The grim paradox of the nation, and the Congress especially, paying homage to the Mahatma, one of the greatest proponents of ahimsa and cattle protection, on his birth anniversary is underlined by current data on India emerging as the biggest beef exporter in the world. It is the pink revolution that Gujarat Chief Minister Narendra Modi has been highlighting as one of the worst lapses of the Congress-led UPA regime. To achieve this dubious distinction, the Government gives subsidies for exports and has modernised slaughter houses. This is reprehensible, considering that the reforms initiative is pegged to cutting fuel and other subsidies, which hits the poor hardest. United States Department of Agriculture's Foreign Agricultural Service forecast for 2012 avers that we will export about 1.5 million metric tonnes of beef, overtaking Australia. Worse, the export quantum has doubled in just three years.

And where does this beef, sourced reportedly from buffaloes, go?

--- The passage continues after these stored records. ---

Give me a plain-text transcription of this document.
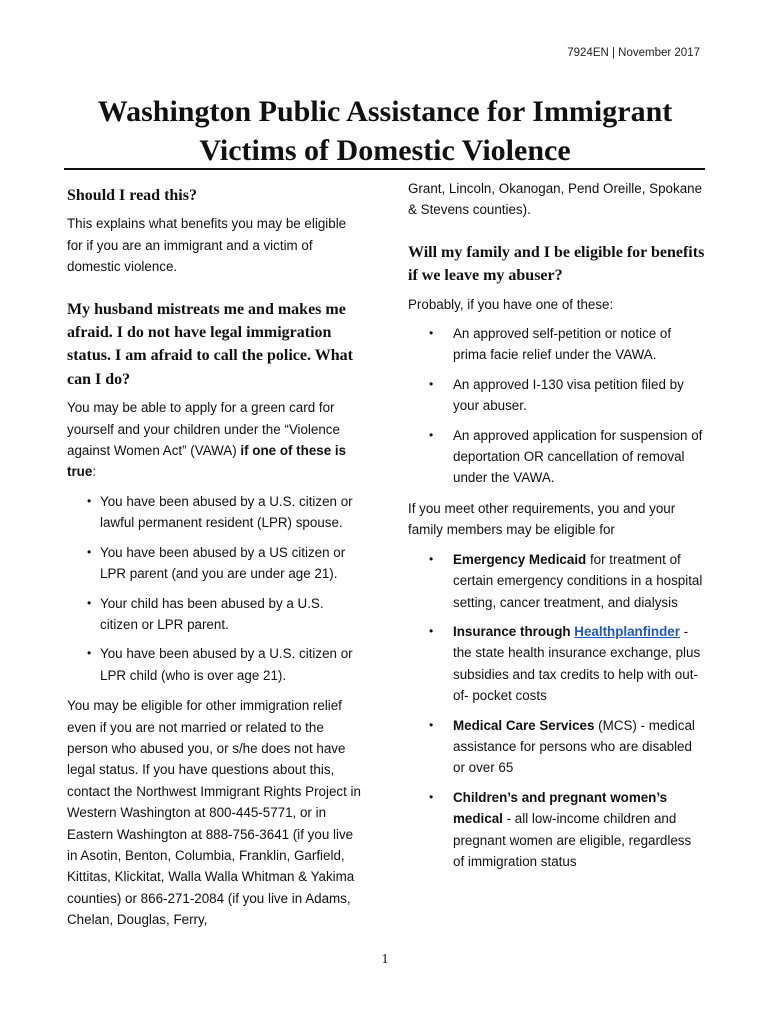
7924EN | November 2017
Washington Public Assistance for Immigrant
Victims of Domestic Violence
Should I read this?

This explains what benefits you may be eligible for if you are an immigrant and a victim of domestic violence.

My husband mistreats me and makes me afraid. I do not have legal immigration status. I am afraid to call the police. What can I do?

You may be able to apply for a green card for yourself and your children under the “Violence against Women Act” (VAWA) if one of these is true:

• You have been abused by a U.S. citizen or lawful permanent resident (LPR) spouse.
• You have been abused by a US citizen or LPR parent (and you are under age 21).
• Your child has been abused by a U.S. citizen or LPR parent.
• You have been abused by a U.S. citizen or LPR child (who is over age 21).

You may be eligible for other immigration relief even if you are not married or related to the person who abused you, or s/he does not have legal status. If you have questions about this, contact the Northwest Immigrant Rights Project in Western Washington at 800-445-5771, or in Eastern Washington at 888-756-3641 (if you live in Asotin, Benton, Columbia, Franklin, Garfield, Kittitas, Klickitat, Walla Walla Whitman & Yakima counties) or 866-271-2084 (if you live in Adams, Chelan, Douglas, Ferry,

Grant, Lincoln, Okanogan, Pend Oreille, Spokane & Stevens counties).

Will my family and I be eligible for benefits if we leave my abuser?

Probably, if you have one of these:

• An approved self-petition or notice of prima facie relief under the VAWA.
• An approved I-130 visa petition filed by your abuser.
• An approved application for suspension of deportation OR cancellation of removal under the VAWA.

If you meet other requirements, you and your family members may be eligible for

• Emergency Medicaid for treatment of certain emergency conditions in a hospital setting, cancer treatment, and dialysis
• Insurance through Healthplanfinder - the state health insurance exchange, plus subsidies and tax credits to help with out-of- pocket costs
• Medical Care Services (MCS) - medical assistance for persons who are disabled or over 65
• Children’s and pregnant women’s medical - all low-income children and pregnant women are eligible, regardless of immigration status
1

To the Middle East, North Africa and South-East Asia mainly. So even if the ruling coalition has failed to feed India's poor, several hundred millions of people can seek solace in the fact that our livestock is being depleted rapidly so that there is no dearth of cheep meat in other countries. Little matter that these animals could have been better deployed for farming and production of milk. Or that such slaughter is antithetical to the ethos of compassion, integral to our heritage. The UPA's brutalising influence and policies are the logical corollary of its rootlessness.

Business lobbies have been trying since a decade to coerce the Army into replacing canvas PT shoes with shoes or combat boots, made of cow leather. This will entail the The slaughter of millions of cattle. Devout jawans, most from villages, may then rise up, triggering another rebellion against alien rule.